Steve e eu fomos apresentados em Los Angeles por David Heyman, o produtor, e nós quase imediatamente fomos para uma reunião na hora do almoço com um grande executivo do estúdio. Três coisas aconteceram em poucas horas que fizeram todas as inseguranças desaparecerem e que me fizeram adorar Steve, uma atitude que desde então não foi desviada em 13 anos estranhos.

Primeiro, Steve virou para mim enquanto pedíamos a comida e disse baixinho, “Você sabe quem é meu personagem preferido?”. Eu olhei pra ele, que era ruivo, e pensei: Você vai dizer Rony. Por favor, por favor, não diga que o Ron-Ron é muito fácil de amar. E ele disse: “Hermione”. Neste ponto, por baixo do meu exterior reservado, suspeito, eu simplesmente derreti, porque se era a Hermione, ele entendeu os livros. Ele também, em grande âmbito, me entendeu.

O almoço continuou, e o executivo sênior no momento dominou a conversa. Se tornou rapidamente óbvio para mim que apesar de todos os elogios que ele estava lançando aos livros, ele não havia lido uma página deles. (Uma fonte confiável depois me disse que o executivo havia lido “a cobertura”, que ele sempre achou que fosse mais útil do que realmente ler o material original).

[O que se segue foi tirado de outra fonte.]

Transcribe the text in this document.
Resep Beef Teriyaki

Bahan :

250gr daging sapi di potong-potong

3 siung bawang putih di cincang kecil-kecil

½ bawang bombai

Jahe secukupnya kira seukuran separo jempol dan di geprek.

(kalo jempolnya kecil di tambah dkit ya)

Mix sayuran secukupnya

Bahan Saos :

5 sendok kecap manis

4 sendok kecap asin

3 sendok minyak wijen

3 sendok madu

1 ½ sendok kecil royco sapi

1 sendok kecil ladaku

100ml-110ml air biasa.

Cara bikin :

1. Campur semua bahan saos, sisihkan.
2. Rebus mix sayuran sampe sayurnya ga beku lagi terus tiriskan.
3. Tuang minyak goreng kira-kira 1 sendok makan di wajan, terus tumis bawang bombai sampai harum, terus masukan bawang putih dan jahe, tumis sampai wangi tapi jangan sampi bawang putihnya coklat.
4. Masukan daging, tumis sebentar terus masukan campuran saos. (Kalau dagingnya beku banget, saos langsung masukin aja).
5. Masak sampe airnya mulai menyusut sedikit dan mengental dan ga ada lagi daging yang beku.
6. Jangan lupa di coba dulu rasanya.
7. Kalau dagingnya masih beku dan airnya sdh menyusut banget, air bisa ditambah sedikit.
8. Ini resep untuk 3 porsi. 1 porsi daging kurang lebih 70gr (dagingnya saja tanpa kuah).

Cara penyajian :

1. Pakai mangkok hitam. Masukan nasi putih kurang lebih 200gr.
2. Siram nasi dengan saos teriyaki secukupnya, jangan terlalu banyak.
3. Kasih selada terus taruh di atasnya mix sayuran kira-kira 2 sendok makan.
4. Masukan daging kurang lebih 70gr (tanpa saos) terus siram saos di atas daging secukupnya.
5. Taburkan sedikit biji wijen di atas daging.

Depois, ele começou a sugerir coisas que precisariam de mudanças, principalmente o caráter de Harry. “Não, isso não irá funcionar”, disse Steve com prazer. Quando o almoço terminou, David, Steve e eu fomos tomar café juntos. No caminho, Steve deu sua opinião de que você deveria dizê-los de primeira o que iria funcionar e o que não iria. Não havia ponto em mentir. Eu estava em um estado de profunda admiração.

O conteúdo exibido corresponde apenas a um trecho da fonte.